US 11,853,043 B1
Controlling operation of machine tools using artificial intelligence
Michael L. George, Sr., Dallas, TX (US); and Michael George, Jr., Dallas, TX (US)
Assigned to AI Technologies, Inc., Dallas, TX (US)
Filed by AI TECHNOLOGIES, INC., Dallas, TX (US)
Filed on Mar. 29, 2022, as Appl. No. 17/707,236.
Application 17/707,236 is a division of application No. 16/824,363, filed on Mar. 19, 2020, granted, now 11,366,457.
Application 16/824,363 is a continuation of application No. 16/686,529, filed on Nov. 18, 2019, abandoned.
Claims priority of provisional application 62/768,267, filed on Nov. 16, 2018.
This patent is subject to a terminal disclaimer.
Int. Cl. G05B 19/418 (2006.01); G05B 13/02 (2006.01); G06N 3/08 (2023.01)

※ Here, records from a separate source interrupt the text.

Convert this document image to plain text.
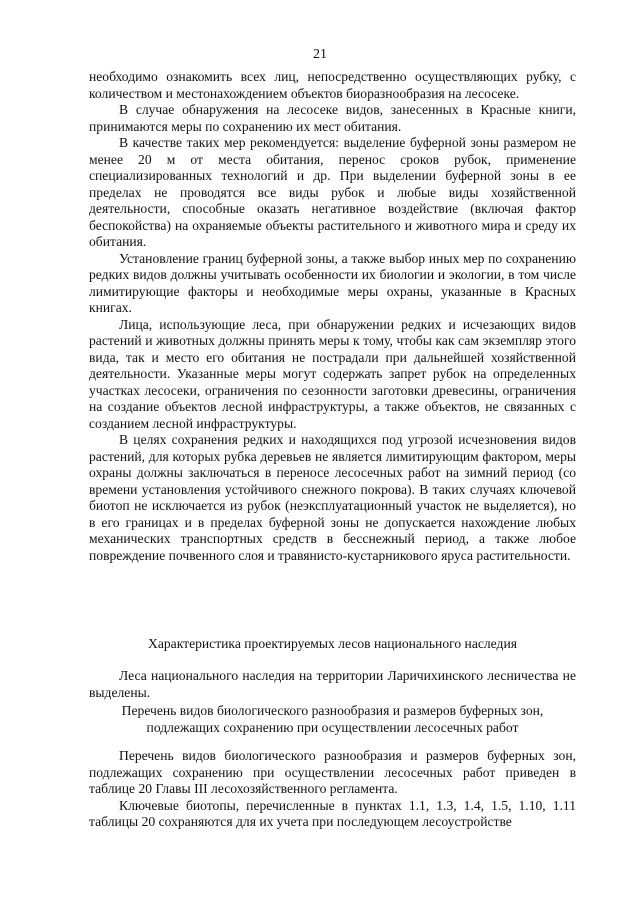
21

необходимо ознакомить всех лиц, непосредственно осуществляющих рубку, с количеством и местонахождением объектов биоразнообразия на лесосеке.

В случае обнаружения на лесосеке видов, занесенных в Красные книги, принимаются меры по сохранению их мест обитания.

В качестве таких мер рекомендуется: выделение буферной зоны размером не менее 20 м от места обитания, перенос сроков рубок, применение специализированных технологий и др. При выделении буферной зоны в ее пределах не проводятся все виды рубок и любые виды хозяйственной деятельности, способные оказать негативное воздействие (включая фактор беспокойства) на охраняемые объекты растительного и животного мира и среду их обитания.

Установление границ буферной зоны, а также выбор иных мер по сохранению редких видов должны учитывать особенности их биологии и экологии, в том числе лимитирующие факторы и необходимые меры охраны, указанные в Красных книгах.

Лица, использующие леса, при обнаружении редких и исчезающих видов растений и животных должны принять меры к тому, чтобы как сам экземпляр этого вида, так и место его обитания не пострадали при дальнейшей хозяйственной деятельности. Указанные меры могут содержать запрет рубок на определенных участках лесосеки, ограничения по сезонности заготовки древесины, ограничения на создание объектов лесной инфраструктуры, а также объектов, не связанных с созданием лесной инфраструктуры.

В целях сохранения редких и находящихся под угрозой исчезновения видов растений, для которых рубка деревьев не является лимитирующим фактором, меры охраны должны заключаться в переносе лесосечных работ на зимний период (со времени установления устойчивого снежного покрова). В таких случаях ключевой биотоп не исключается из рубок (неэксплуатационный участок не выделяется), но в его границах и в пределах буферной зоны не допускается нахождение любых механических транспортных средств в бесснежный период, а также любое повреждение почвенного слоя и травянисто-кустарникового яруса растительности.

Характеристика проектируемых лесов национального наследия

Леса национального наследия на территории Ларичихинского лесничества не выделены.

Перечень видов биологического разнообразия и размеров буферных зон,
подлежащих сохранению при осуществлении лесосечных работ

Перечень видов биологического разнообразия и размеров буферных зон, подлежащих сохранению при осуществлении лесосечных работ приведен в таблице 20 Главы III лесохозяйственного регламента.

Ключевые биотопы, перечисленные в пунктах 1.1, 1.3, 1.4, 1.5, 1.10, 1.11 таблицы 20 сохраняются для их учета при последующем лесоустройстве
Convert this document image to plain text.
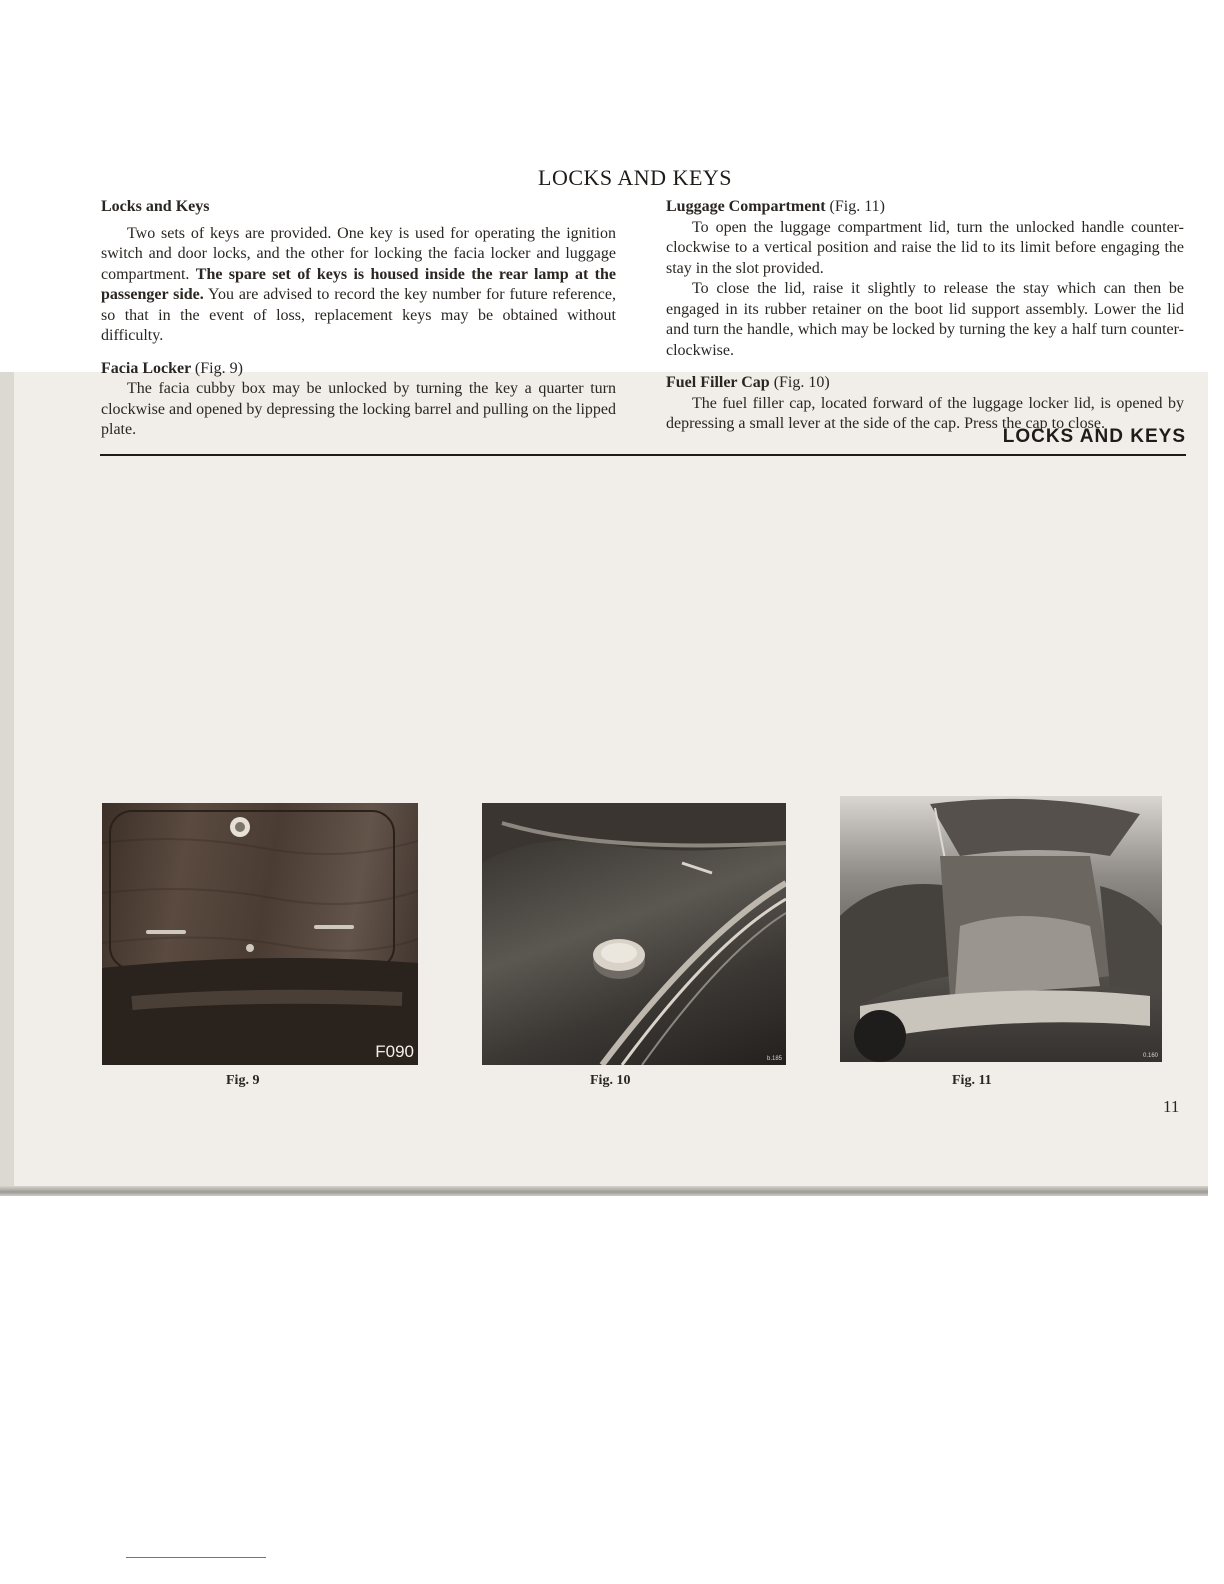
LOCKS AND KEYS
LOCKS AND KEYS

Locks and Keys

Two sets of keys are provided. One key is used for operating the ignition switch and door locks, and the other for locking the facia locker and luggage compartment. The spare set of keys is housed inside the rear lamp at the passenger side. You are advised to record the key number for future reference, so that in the event of loss, replacement keys may be obtained without difficulty.

Facia Locker (Fig. 9)

The facia cubby box may be unlocked by turning the key a quarter turn clockwise and opened by depressing the locking barrel and pulling on the lipped plate.

Luggage Compartment (Fig. 11)

To open the luggage compartment lid, turn the unlocked handle counter-clockwise to a vertical position and raise the lid to its limit before engaging the stay in the slot provided.

To close the lid, raise it slightly to release the stay which can then be engaged in its rubber retainer on the boot lid support assembly. Lower the lid and turn the handle, which may be locked by turning the key a half turn counter-clockwise.

Fuel Filler Cap (Fig. 10)

The fuel filler cap, located forward of the luggage locker lid, is opened by depressing a small lever at the side of the cap. Press the cap to close.

F090	b.185	0.160
Fig. 9	Fig. 10	Fig. 11
11
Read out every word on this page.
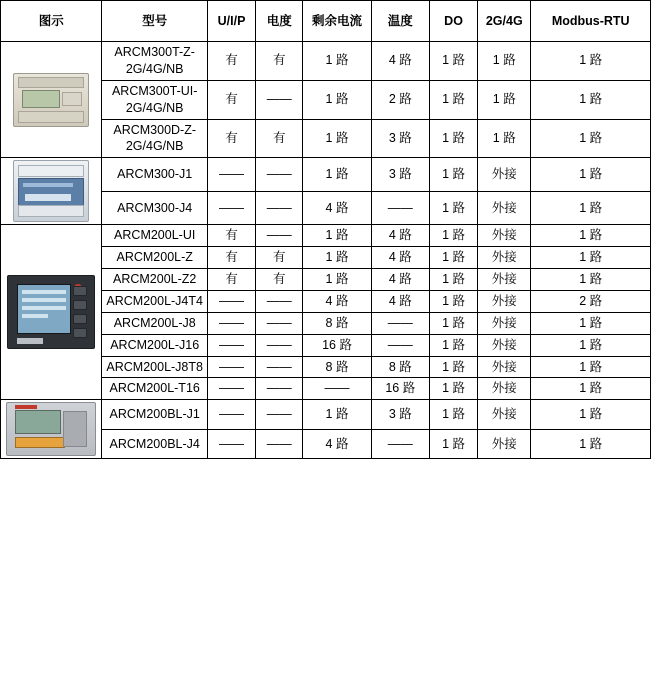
图示	型号	U/I/P	电度	剩余电流	温度	DO	2G/4G	Modbus-RTU

	ARCM300T-Z-2G/4G/NB	有	有	1 路	4 路	1 路	1 路	1 路
	ARCM300T-UI-2G/4G/NB	有	——	1 路	2 路	1 路	1 路	1 路
	ARCM300D-Z-2G/4G/NB	有	有	1 路	3 路	1 路	1 路	1 路

	ARCM300-J1	——	——	1 路	3 路	1 路	外接	1 路
	ARCM300-J4	——	——	4 路	——	1 路	外接	1 路

	ARCM200L-UI	有	——	1 路	4 路	1 路	外接	1 路
	ARCM200L-Z	有	有	1 路	4 路	1 路	外接	1 路
	ARCM200L-Z2	有	有	1 路	4 路	1 路	外接	1 路
	ARCM200L-J4T4	——	——	4 路	4 路	1 路	外接	2 路
	ARCM200L-J8	——	——	8 路	——	1 路	外接	1 路
	ARCM200L-J16	——	——	16 路	——	1 路	外接	1 路
	ARCM200L-J8T8	——	——	8 路	8 路	1 路	外接	1 路
	ARCM200L-T16	——	——	——	16 路	1 路	外接	1 路

	ARCM200BL-J1	——	——	1 路	3 路	1 路	外接	1 路
	ARCM200BL-J4	——	——	4 路	——	1 路	外接	1 路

CPC G05B 19/4188 (2013.01) [G05B 13/027 (2013.01); G05B 19/41825 (2013.01); G05B 19/41885 (2013.01); G06N 3/08 (2013.01)] 16 Claims
OG exemplary drawing
 
1. A computer implemented method comprising:
assigning machine tool workstations in a factory to multiple pull system groups, wherein each pull system group includes similar machine tool workstations;
using Deep Learning techniques to determine, for the each pull system group of the multiple pull system groups, candidate sequences of current parts to be processed by the machine tool workstations assigned to the each pull system group, comprising:
training, for the each pull system group of the multiple pull system groups, a respective neural network to process a data input representing multiple parts to be processed by the machine tool workstations assigned to the each pull system group and generate a data output representing a candidate sequence of parts that, when processed by the each pull system group, improves a value of a predefined performance metric for the machine tool workstations assigned to the each pull system group, wherein the training of each neural network is performed using respective training examples that are determined offline using a branch and bound method;
receiving data that represents the current parts to be processed by the machine tool workstations in the factory;
processing subsets of the received data using corresponding trained neural networks to obtain the candidate sequences of current parts to be processed; and
verifying whether the determined candidate sequences of current parts to be processed will be delivered on time using Little's Law.